RNA interference (RNAi) is the mechanism of sequence-specific, post-transcriptional gene silencing initiated by short interfering RNAs (siRNAs) homologous to the gene being suppressed. siRNAs, which mediate sequence-specific mRNA degradation, are duplexes of about 21-23 nucleotides with 3'-overhangs synthesized in vitro or expressed by DNA-based vector. However, these systems rely on transfection for delivery and cannot generate long-term gene silencing in vivo. This obstacle may be circumvented by recently developed retrovirus- and lentivirus-delivered RNAi. Here, we describe a retroviral system for delivery of siRNA into cells, which can substantially down-regulate the expression of human p53 gene in human HepG2 cells. What's more, the G1 and S phases of cell cycle change dramatically in p53-down-regulated cells. These results indicate that retrovirus vector-delivered RNAi may be used in functional genomics and in gene therapy.

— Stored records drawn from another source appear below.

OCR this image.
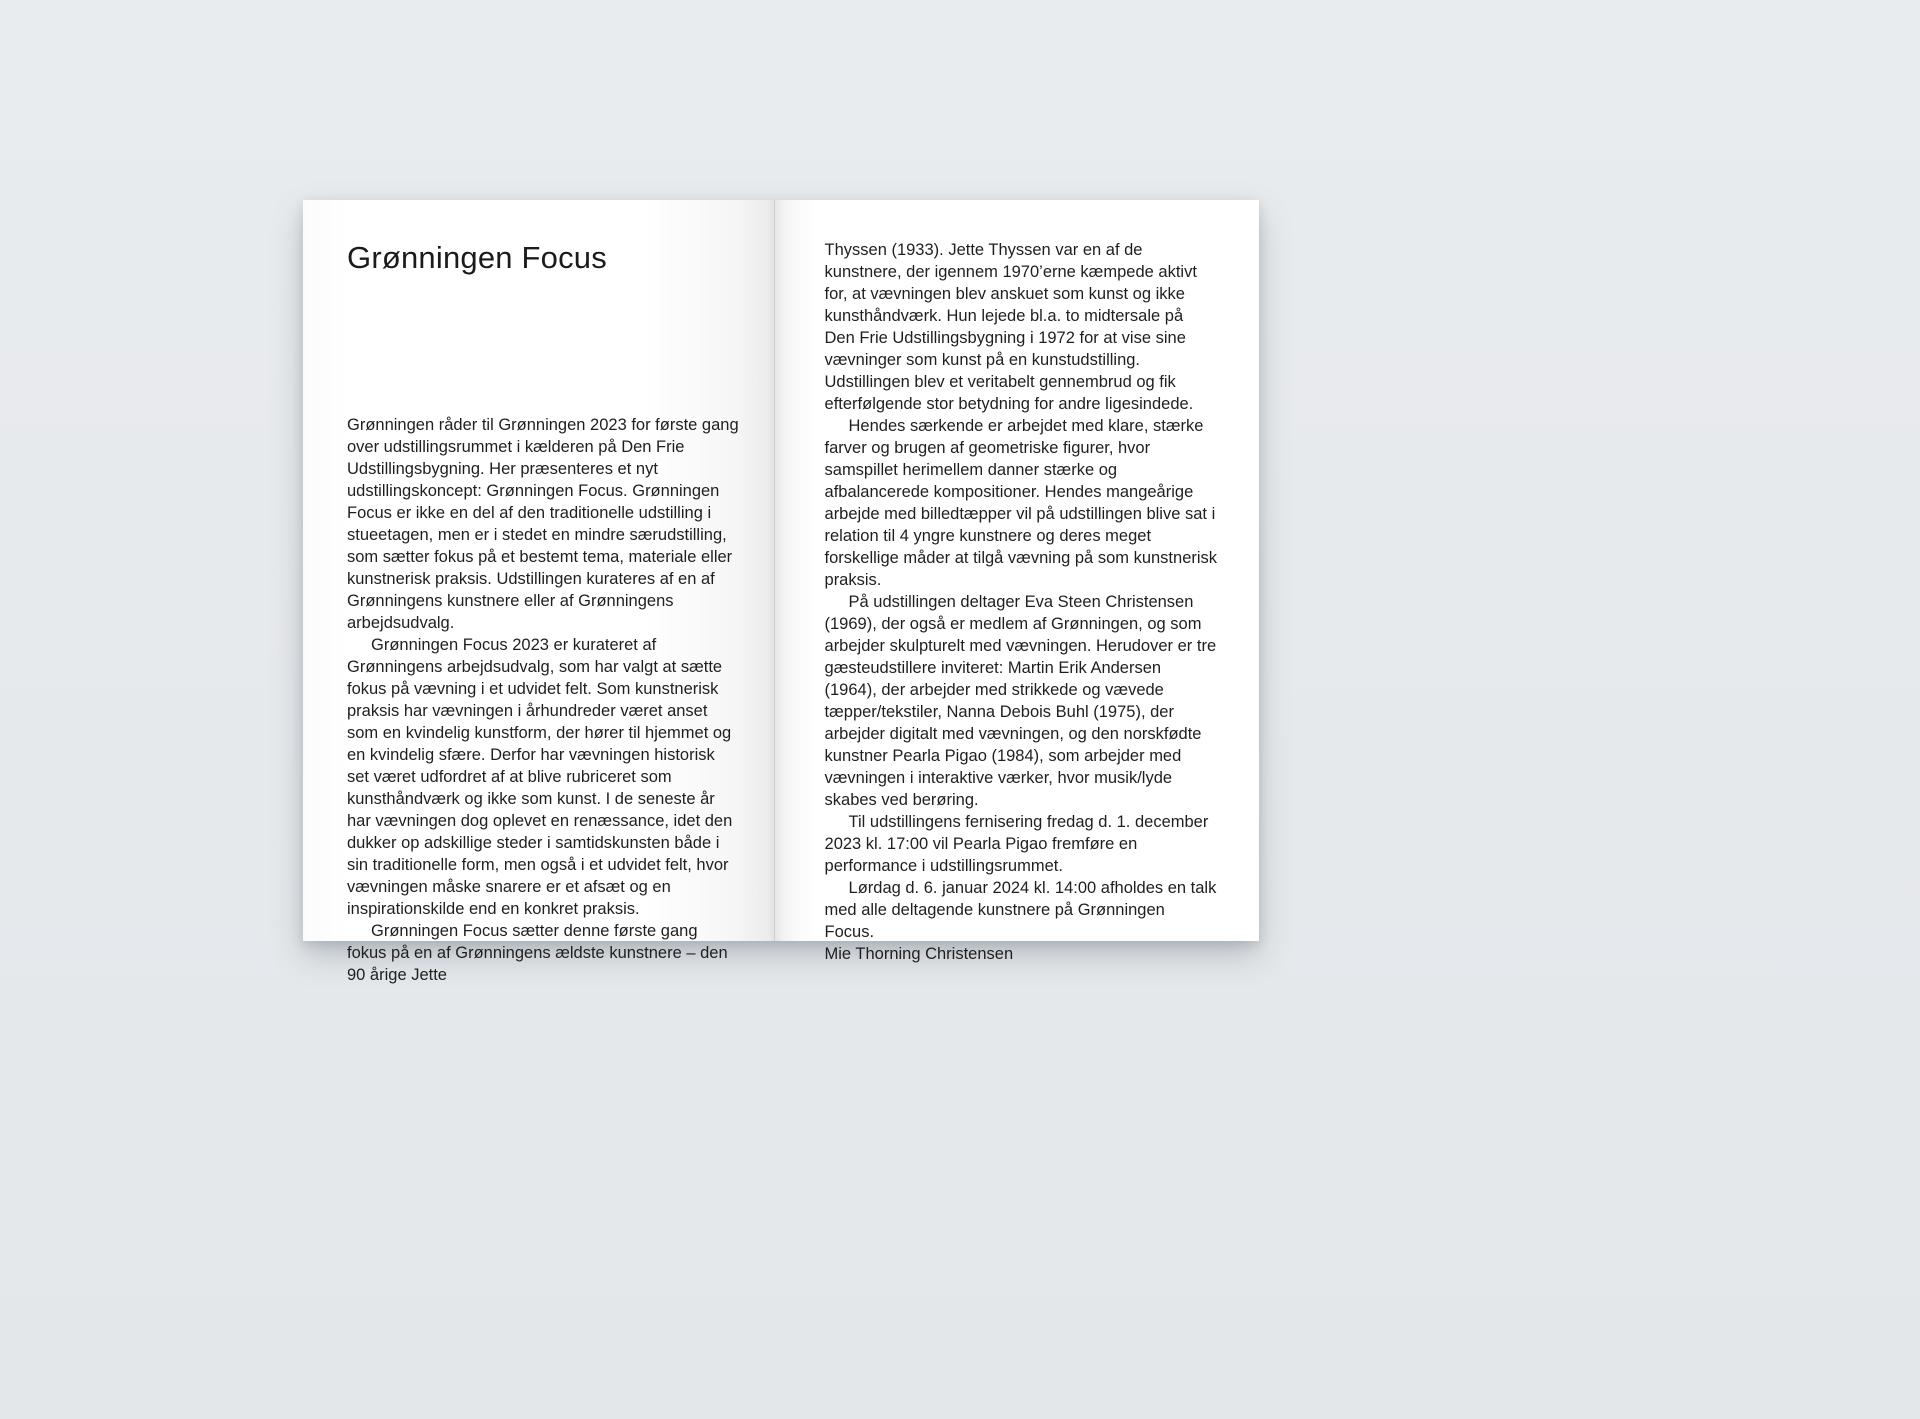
Grønningen Focus

Grønningen råder til Grønningen 2023 for første gang over udstillingsrummet i kælderen på Den Frie Udstillingsbygning. Her præsenteres et nyt udstillingskoncept: Grønningen Focus. Grønningen Focus er ikke en del af den traditionelle udstilling i stueetagen, men er i stedet en mindre særudstilling, som sætter fokus på et bestemt tema, materiale eller kunstnerisk praksis. Udstillingen kurateres af en af Grønningens kunstnere eller af Grønningens arbejdsudvalg.

Grønningen Focus 2023 er kurateret af Grønningens arbejdsudvalg, som har valgt at sætte fokus på vævning i et udvidet felt. Som kunstnerisk praksis har vævningen i århundreder været anset som en kvindelig kunstform, der hører til hjemmet og en kvindelig sfære. Derfor har vævningen historisk set været udfordret af at blive rubriceret som kunsthåndværk og ikke som kunst. I de seneste år har vævningen dog oplevet en renæssance, idet den dukker op adskillige steder i samtidskunsten både i sin traditionelle form, men også i et udvidet felt, hvor vævningen måske snarere er et afsæt og en inspirationskilde end en konkret praksis.

Grønningen Focus sætter denne første gang fokus på en af Grønningens ældste kunstnere – den 90 årige Jette

Thyssen (1933). Jette Thyssen var en af de kunstnere, der igennem 1970’erne kæmpede aktivt for, at vævningen blev anskuet som kunst og ikke kunsthåndværk. Hun lejede bl.a. to midtersale på Den Frie Udstillingsbygning i 1972 for at vise sine vævninger som kunst på en kunstudstilling. Udstillingen blev et veritabelt gennembrud og fik efterfølgende stor betydning for andre ligesindede.

Hendes særkende er arbejdet med klare, stærke farver og brugen af geometriske figurer, hvor samspillet herimellem danner stærke og afbalancerede kompositioner. Hendes mangeårige arbejde med billedtæpper vil på udstillingen blive sat i relation til 4 yngre kunstnere og deres meget forskellige måder at tilgå vævning på som kunstnerisk praksis.

På udstillingen deltager Eva Steen Christensen (1969), der også er medlem af Grønningen, og som arbejder skulpturelt med vævningen. Herudover er tre gæsteudstillere inviteret: Martin Erik Andersen (1964), der arbejder med strikkede og vævede tæpper/tekstiler, Nanna Debois Buhl (1975), der arbejder digitalt med vævningen, og den norskfødte kunstner Pearla Pigao (1984), som arbejder med vævningen i interaktive værker, hvor musik/lyde skabes ved berøring.

Til udstillingens fernisering fredag d. 1. december 2023 kl. 17:00 vil Pearla Pigao fremføre en performance i udstillingsrummet.

Lørdag d. 6. januar 2024 kl. 14:00 afholdes en talk med alle deltagende kunstnere på Grønningen Focus.

Mie Thorning Christensen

RNA干扰(RNAi)是由与被抑制基因同源的小干扰RNA(siRNA)引发的序列特异性、转录后基因沉默机制。介导序列特异性mRNA降解的siRNA是约21 - 23个核苷酸的双链体,带有3'端突出,可在体外合成或由基于DNA的载体表达。然而,这些系统依赖转染进行递送,无法在体内产生长期基因沉默。最近开发的逆转录病毒和慢病毒递送的RNAi可能会克服这一障碍。在此,我们描述了一种用于将siRNA递送至细胞的逆转录病毒系统,该系统可在人HepG2细胞中显著下调人p53基因的表达。此外,p53下调的细胞中细胞周期的G1期和S期发生了显著变化。这些结果表明,逆转录病毒载体递送的RNAi可用于功能基因组学和基因治疗。